There's a delicious opportunity this summer to give more plentiful local varieties a chance through the annual "Out of the Blue" campaign the Gulf of Maine Research Institute runs in partnership with area fine-dining establishments. This week's promotion focuses on Atlantic mackerel, nearly twice as high as salmon in omega-3 fatty acids but one of the least used from Maine waters. Europeans and the Japanese love it. Trattoria Athena in Brunswick features an Italian dish of mackerel with golden raisins, pine nuts, and toasted bread crumbs over linguine. The restaurant's excellent new Maine Street wine bar, Enoteca Anthena, has yopsari, a crostini spread of smoked mackerel, green garlic, and Greek yogurt chef Tim O'Brien recently debuted at the Kennebunkport Festival. Several Portland restaurants are among the 19 participating — including big names such as Five Fifty-Five, Fore Street, Local 188, and Eve's at the Garden.

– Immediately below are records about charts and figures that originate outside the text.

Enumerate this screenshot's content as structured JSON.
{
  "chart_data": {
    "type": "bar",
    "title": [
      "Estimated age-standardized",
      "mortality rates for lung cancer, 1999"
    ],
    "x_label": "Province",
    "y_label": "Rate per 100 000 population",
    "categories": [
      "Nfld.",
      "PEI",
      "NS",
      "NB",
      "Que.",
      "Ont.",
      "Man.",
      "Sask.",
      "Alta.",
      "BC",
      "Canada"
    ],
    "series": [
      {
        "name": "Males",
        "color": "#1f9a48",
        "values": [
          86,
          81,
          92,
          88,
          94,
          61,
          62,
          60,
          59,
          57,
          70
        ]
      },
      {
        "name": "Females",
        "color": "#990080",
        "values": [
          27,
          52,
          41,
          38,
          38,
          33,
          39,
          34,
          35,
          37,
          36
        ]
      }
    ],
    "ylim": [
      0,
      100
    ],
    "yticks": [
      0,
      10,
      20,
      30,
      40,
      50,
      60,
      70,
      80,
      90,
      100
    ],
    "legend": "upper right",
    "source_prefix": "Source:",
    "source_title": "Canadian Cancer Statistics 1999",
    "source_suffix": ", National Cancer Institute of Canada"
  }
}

I'm particularly excited to try dogfish during the July 26 to August 4 promotion. In fact, I'm ordering some fresh this week (marketed under its scarier name, Cape shark) from Port Clyde Fresh Catch, for only $5.50 a pound, compared to $15 a pound for overfished cod. These small sharks (with flattened teeth) travel in schools with groundfish such as pollock, hake, and flounder, so they're often landed as by-catch. Fishermen toss them overboard because dogfish don't often command prices worth the effort of bleeding them of urea and icing to prevent ammonia-like odors. Fortunately, when properly dressed, dogfish has mild, sweet flesh that is truly boneless (a shark's skeleton is cartilage). In the UK, it's a fish of choice to fry with chips.
"It's a really flakey, nice white fish that you can get for really cheap at this point," says the Maine Coast Fishermen's Association's Ben Martens, who recently grilled dogfish at a cookout and got raves from his Bowdoin College buddies. "If you get more people trying things . . . now all my friends are very willing to eat dogfish, because they know what it takes like."
Since the efforts of Alice Waters of Chez Panisse mean Walmart now stocks baby mesclun greens, perhaps fancy restaurants can spearhead a move toward sustainable fish in a way that trickles down. The challenge is getting large-volume restaurants and grocery stores, who need a predictable fresh fish supply, to sign on, says GMRI's Jen Levin.